Art in the Park brings artists, shoppers back to Pack Square
Art in the Park reopened Pack Square to shoppers on June 13, with handmade sales feeding working artists and downtown recovery.

Pack Square filled again with browsers, buyers and handmade work on June 13 as Asheville’s Art in the Park returned downtown, turning the city’s civic center into a live test of how much foot traffic and spending power still remain in the core. For local artists, the market is more than a weekend outing: its official description says the event has generated well over $1 million in income over the years, a figure that helps explain why the crowds matter to Asheville’s creative economy as much as to its calendar.
The market is built as a juried, membership-based sale for professional artists, with work selected through a process that requires a one-time jury fee and images of both the art and the booth setup. Shoppers moved past tables of glass, ceramics, wood, jewelry, metal and paint, buying directly from the people who made the pieces. That face-to-face model is part of the event’s appeal, and part of why it has endured since Andrew Montrie founded it in 2009.

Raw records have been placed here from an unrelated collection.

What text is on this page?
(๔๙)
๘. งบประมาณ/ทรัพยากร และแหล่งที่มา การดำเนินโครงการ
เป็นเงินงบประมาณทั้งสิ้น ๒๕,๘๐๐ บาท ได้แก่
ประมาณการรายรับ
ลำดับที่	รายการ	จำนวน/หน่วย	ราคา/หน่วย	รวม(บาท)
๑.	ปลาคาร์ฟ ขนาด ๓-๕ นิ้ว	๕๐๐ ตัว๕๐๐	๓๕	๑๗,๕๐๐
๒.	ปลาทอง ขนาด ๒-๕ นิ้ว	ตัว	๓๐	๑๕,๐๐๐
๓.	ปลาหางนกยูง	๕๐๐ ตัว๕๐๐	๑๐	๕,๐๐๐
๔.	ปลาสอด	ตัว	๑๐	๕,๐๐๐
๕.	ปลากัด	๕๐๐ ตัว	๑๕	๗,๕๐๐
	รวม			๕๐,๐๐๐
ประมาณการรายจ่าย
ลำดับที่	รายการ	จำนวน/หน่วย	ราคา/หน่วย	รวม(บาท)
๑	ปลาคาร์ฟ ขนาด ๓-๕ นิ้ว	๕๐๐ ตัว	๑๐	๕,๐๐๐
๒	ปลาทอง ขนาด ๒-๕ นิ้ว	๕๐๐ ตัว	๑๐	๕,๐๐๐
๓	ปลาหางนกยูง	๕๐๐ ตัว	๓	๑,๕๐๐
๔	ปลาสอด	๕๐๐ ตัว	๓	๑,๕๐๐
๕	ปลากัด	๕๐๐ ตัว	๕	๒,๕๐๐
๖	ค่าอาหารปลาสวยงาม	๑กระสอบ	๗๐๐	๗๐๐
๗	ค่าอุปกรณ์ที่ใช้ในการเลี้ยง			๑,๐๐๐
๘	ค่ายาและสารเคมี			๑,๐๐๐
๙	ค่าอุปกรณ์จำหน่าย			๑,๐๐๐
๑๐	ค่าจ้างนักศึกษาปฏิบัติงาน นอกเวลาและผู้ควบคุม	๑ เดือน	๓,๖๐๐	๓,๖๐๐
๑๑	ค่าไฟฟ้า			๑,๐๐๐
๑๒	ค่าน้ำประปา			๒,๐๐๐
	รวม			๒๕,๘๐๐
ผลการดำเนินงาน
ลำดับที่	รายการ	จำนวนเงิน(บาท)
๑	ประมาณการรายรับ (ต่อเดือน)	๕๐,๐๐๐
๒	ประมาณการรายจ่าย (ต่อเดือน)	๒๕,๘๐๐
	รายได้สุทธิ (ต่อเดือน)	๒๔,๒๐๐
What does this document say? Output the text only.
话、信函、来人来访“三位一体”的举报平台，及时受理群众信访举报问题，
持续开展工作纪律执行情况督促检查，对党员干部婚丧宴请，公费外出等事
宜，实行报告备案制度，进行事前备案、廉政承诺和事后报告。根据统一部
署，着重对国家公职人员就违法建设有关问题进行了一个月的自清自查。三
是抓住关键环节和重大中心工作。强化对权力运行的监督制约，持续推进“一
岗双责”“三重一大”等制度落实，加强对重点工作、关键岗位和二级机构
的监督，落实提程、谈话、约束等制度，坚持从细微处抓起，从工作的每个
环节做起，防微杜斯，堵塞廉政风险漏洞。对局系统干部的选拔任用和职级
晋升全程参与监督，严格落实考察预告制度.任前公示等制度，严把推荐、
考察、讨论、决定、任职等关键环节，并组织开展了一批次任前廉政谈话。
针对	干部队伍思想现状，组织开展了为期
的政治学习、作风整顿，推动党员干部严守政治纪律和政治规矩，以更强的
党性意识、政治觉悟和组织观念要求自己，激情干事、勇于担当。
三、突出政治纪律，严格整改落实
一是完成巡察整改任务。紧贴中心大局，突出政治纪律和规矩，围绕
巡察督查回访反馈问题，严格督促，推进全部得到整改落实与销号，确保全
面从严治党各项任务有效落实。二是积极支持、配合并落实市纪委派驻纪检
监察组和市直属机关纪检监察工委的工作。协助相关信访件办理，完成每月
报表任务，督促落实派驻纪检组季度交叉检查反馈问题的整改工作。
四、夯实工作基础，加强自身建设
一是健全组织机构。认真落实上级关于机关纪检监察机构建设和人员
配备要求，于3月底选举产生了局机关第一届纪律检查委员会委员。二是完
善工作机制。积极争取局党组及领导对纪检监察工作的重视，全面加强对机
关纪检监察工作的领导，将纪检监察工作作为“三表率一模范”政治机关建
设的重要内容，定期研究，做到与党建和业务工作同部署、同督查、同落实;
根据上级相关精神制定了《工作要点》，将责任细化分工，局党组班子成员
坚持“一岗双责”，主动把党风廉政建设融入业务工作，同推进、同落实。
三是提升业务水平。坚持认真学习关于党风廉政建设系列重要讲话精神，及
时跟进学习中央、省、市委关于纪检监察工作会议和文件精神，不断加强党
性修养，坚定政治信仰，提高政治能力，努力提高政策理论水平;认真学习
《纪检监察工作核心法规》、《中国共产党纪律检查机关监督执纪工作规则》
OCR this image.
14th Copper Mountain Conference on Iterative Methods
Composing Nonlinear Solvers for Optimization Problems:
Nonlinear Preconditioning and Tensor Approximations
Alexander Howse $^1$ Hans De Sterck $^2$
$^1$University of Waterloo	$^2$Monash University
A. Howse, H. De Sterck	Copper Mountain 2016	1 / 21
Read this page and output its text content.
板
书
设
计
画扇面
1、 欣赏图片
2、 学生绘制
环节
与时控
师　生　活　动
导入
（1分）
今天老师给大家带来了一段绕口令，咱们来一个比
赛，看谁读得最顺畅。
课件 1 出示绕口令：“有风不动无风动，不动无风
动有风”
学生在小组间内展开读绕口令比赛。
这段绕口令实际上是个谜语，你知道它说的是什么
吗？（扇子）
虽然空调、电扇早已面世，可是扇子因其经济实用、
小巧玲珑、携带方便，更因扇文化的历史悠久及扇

This year’s series is set for six Saturdays, June 13, June 20 and June 27, then October 3, October 10 and October 17, keeping the market in Pack Square Park on three consecutive weekends in each season. Admission is free, which lowers the barrier for residents and visitors alike and helps make the square a place to linger, not just pass through. One report described a 2024 show as the 82nd Saturday show in the series, underscoring how steadily the market has grown from its start.


That longevity gives Art in the Park a different kind of significance in Asheville, especially in the months after Helene and amid the city’s broader downtown recovery. Pack Square has functioned as Asheville’s center for more than 300 years, and the Asheville Art Museum notes that it was once Cherokee land, giving the market a setting that is both culturally central and historically layered. In that space, the event works as a barometer for shopper confidence and a direct sales channel for artists who depend on local spending to keep their studios moving.